Bolivia's Evo Morales lands in Argentina after being granted asylum


By Uki Goñi

• Argentina’s foreign minister: ex-president ‘has come to stay’
• Move likely to vex Brazil’s far-right administration

Bolivia’s exiled former president Evo Morales has landed in neighbouring Argentina having been granted asylum by its new leftwing leaders in a move likely to further vex Brazil’s far-right administration.

“He’s just arrived. He has come to stay,” Argentina’s foreign minister, Felipe Solá, told reporters on Thursday morning.

Solá said Morales had requested refugee status and attributed his arrival to the fact that “he feels better here than in Mexico” where Bolivia’s first indigenous president initially sought shelter after fleeing his country on 11 November.

Soon after, Morales tweeted: “A month ago [when] I arrived in Mexico, our sister country which saved my life, I was sad and devastated. Now that I’ve come to Argentina to continue struggling for the most poor … I feel strong and energized. Thanks to Mexico and Argentina for all your support and solidarity.”

Morales’s flight from Bolivia followed accusations – detailed last week in a damning 100-page report by the Organization of American States (OAS) – of efforts to rig the 20 October presidential election in his favour.

Some observers suspect Morales’s decision to base himself closer to Bolivia is part of a nascent bid to launch a political comeback in the country he governed for nearly 14 years from 2006.

Morales will not stand as a candidate in fresh presidential elections, expected to take place early next year.
But on Sunday his party, the Movement Towards Socialism (Mas), named him its campaign chief, suggesting he hopes to stay involved in Bolivian politics.
“Thank you for not abandoning me. I will always be with you,” Morales tweeted after that decision.

In a recent interview in La Paz, Eva Copa, a Mas senator, said the party needed to look to future and engage in a process of “self-criticism” over its “mistakes”.

But she insisted Morales would remain a key figure for the movement.

“Evo is an emblem … and it will have to be him who decides who the candidates are … Politics is basically his life,” Copa said.
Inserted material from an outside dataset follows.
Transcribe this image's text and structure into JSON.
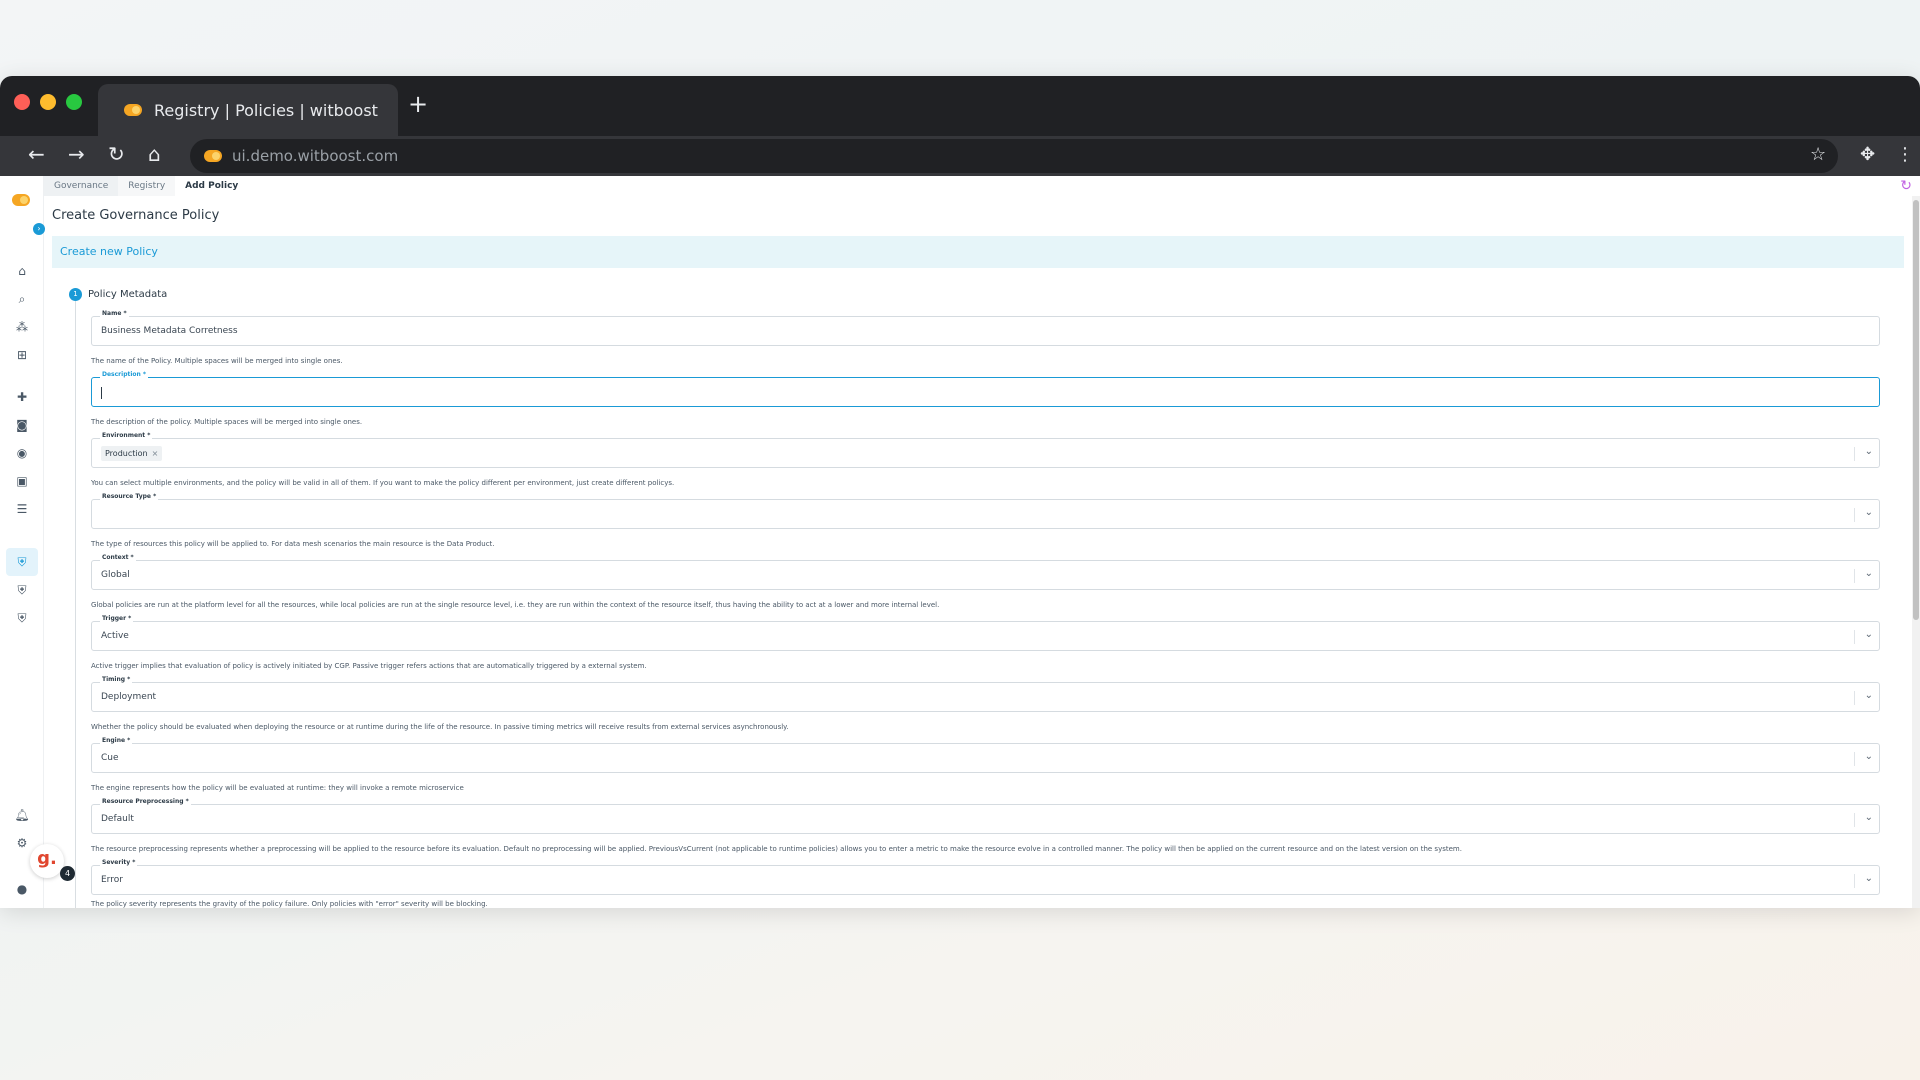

“Wherever he is, we will always respect him. Wherever he is … he will always have an important role to play in our country’s politics.”

Morales’s new hosts said they would ask him to refrain from interfering in Bolivian politics from his new home.

“We want Evo to commit to not making political statements in Argentina,” Solá was quoted as saying by the newspaper La Nación. “This is a condition we have requested.”

But many doubt Morales will remain silent and expect his presence to further inflame tensions between Argentina’s new leftwing government and Brazil’s far-right president, Jair Bolsonaro, who refused to attend this week’s swearing-in of Alberto Fernández.

Ivan Briscoe, director of Latin America and the Caribbean at the International Crisis Group, said a diplomatic rift between Brasília and Buenos Aires will probably be one of the region’s major stories of 2020.

“Between Bolsonaro’s rabid rhetoric and the response – which is likely to come from [Argentina’s vice-president] Cristina Fernández – I can see a tide of verbal tension,” Briscoe said.

Morales’s arrival will “test the limits” of Argentina’s relationship with Bolivia and Brazil, said the Buenos Aires political analyst Marcos Novaro, who was skeptical that the former president would keep his pledge to avoid political statements.

“Mexico has offloaded the problem – and having Morales active politically in Argentina is much more serious than if he was active in Mexico,” he said.

“If Argentina refuses to play a role in the democratization of Bolivia through new elections, while Brazil does play that role – and the new government of Bolivia resembles the current interim government, Argentina will have missed the boat in its relationship with Bolivia,” he said.